/ode-omodel-jackson-experiments

Sandbox for an Apache ODE dynamic OModel refactoring with Jackson/Smile

Primary LanguageJava

Goal

This is test project in order to evaluate different approaches that lead to a dynamic OModel for Apache ODE.

Problem Statement

In Apache ODE, BPEL processes are compiled to an in-memory object model (OModel). This model is being used during runtime, the runtime execution state maintains references to the OModel. In order to keep the memory footprint manageable, the OModel is loaded (hydration) and unloaded (dehydration) on demand. Thus, there are certain requirements to be fulfilled by the OModel:

  1. OModel must be evolvable. OModel graph instances may live longer than a certain OModel version. It must be possible that newer OModel versions can still load old OModel serializations.

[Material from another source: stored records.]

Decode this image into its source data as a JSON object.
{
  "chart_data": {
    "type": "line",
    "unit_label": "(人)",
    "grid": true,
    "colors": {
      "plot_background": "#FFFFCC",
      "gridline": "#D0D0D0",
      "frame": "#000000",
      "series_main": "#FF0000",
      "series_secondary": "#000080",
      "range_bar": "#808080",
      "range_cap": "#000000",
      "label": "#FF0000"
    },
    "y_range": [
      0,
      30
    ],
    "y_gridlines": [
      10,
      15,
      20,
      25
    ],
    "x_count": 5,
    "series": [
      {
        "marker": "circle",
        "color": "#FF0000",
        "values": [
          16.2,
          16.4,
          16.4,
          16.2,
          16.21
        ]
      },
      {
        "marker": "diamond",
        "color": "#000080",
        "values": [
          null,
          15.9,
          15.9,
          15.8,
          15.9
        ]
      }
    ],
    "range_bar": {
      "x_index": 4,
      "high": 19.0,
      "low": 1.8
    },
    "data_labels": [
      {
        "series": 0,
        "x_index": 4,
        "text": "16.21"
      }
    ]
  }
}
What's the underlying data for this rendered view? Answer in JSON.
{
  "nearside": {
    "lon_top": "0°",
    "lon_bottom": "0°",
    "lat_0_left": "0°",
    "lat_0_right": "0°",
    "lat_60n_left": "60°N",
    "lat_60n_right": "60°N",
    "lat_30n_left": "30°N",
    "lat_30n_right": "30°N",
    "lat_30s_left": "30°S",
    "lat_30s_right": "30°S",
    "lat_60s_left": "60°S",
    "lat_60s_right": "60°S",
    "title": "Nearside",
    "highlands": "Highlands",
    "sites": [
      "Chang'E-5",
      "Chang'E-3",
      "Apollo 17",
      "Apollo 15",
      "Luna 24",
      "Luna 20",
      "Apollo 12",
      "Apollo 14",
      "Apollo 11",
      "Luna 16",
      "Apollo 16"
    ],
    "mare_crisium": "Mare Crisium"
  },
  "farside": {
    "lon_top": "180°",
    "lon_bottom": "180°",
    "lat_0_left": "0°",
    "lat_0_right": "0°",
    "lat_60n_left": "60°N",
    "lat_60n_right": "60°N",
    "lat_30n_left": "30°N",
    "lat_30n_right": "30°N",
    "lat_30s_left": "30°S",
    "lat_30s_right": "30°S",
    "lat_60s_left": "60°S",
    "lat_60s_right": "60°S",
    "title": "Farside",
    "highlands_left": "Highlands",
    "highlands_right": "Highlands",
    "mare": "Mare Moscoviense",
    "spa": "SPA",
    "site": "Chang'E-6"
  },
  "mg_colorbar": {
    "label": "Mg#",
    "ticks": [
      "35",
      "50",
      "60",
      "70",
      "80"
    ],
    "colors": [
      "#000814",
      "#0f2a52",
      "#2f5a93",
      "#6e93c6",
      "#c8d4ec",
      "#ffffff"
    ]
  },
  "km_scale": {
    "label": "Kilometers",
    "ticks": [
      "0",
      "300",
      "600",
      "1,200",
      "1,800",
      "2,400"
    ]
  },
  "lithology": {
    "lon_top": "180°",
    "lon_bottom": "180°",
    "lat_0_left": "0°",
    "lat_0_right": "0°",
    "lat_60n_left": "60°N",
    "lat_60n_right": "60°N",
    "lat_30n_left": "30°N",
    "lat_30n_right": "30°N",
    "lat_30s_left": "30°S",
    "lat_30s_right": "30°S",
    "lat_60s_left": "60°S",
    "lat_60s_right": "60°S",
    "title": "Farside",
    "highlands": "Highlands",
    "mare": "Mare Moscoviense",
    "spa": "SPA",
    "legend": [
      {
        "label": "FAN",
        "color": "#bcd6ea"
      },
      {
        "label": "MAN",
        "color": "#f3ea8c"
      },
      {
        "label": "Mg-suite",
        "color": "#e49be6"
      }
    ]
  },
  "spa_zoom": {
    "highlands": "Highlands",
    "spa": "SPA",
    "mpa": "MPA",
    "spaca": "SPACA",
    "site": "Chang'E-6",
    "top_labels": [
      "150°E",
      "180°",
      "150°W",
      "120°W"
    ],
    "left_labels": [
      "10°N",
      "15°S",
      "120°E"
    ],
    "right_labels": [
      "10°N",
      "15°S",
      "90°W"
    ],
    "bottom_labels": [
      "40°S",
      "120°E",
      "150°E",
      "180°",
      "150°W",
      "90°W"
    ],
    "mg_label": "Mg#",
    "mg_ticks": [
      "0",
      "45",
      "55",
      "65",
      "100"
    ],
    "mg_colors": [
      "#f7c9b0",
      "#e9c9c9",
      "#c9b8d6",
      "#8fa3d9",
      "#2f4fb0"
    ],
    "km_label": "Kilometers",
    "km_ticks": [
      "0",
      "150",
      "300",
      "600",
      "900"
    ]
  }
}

  2. Low memory footprint. The OModel is an object graph, each object should use as little memory as possible.

  3. Fast field access. Since the OModel is read frequently, read access should be as fast as possible.

  4. Fast loading. The OModel must be serialized and unserialized as fast as possible. Also, the file size should be as small as possible (no compression, just focus in IO and performance).

The OModel in its current form uses public fields and Java's built-in serialization. This leads to massive problems with binary compatibility when the OModel structure evolves.

Considerations

  • Requirement 1 is the most important issue. Using a Map as the underlying data structure makes the content structure of a class changeable without affecting the class structure itself. Using a Map, however, can negatively effect requirement 2 and 3.

  • Requirement 2+3: TODO: Are there alternatives to Maps that still satisfy requirement 1? Which Map implementation would serve best?

  • Requirement 4: According to a JVM serializers benchmark, Jackson is a good candiate for this refactoring effort. It is fast, provides a data mapping to basic Java types, can deal with object graphds (ObjectIdentity, since 2.0) and provides a fast and small binary serialization (Smile).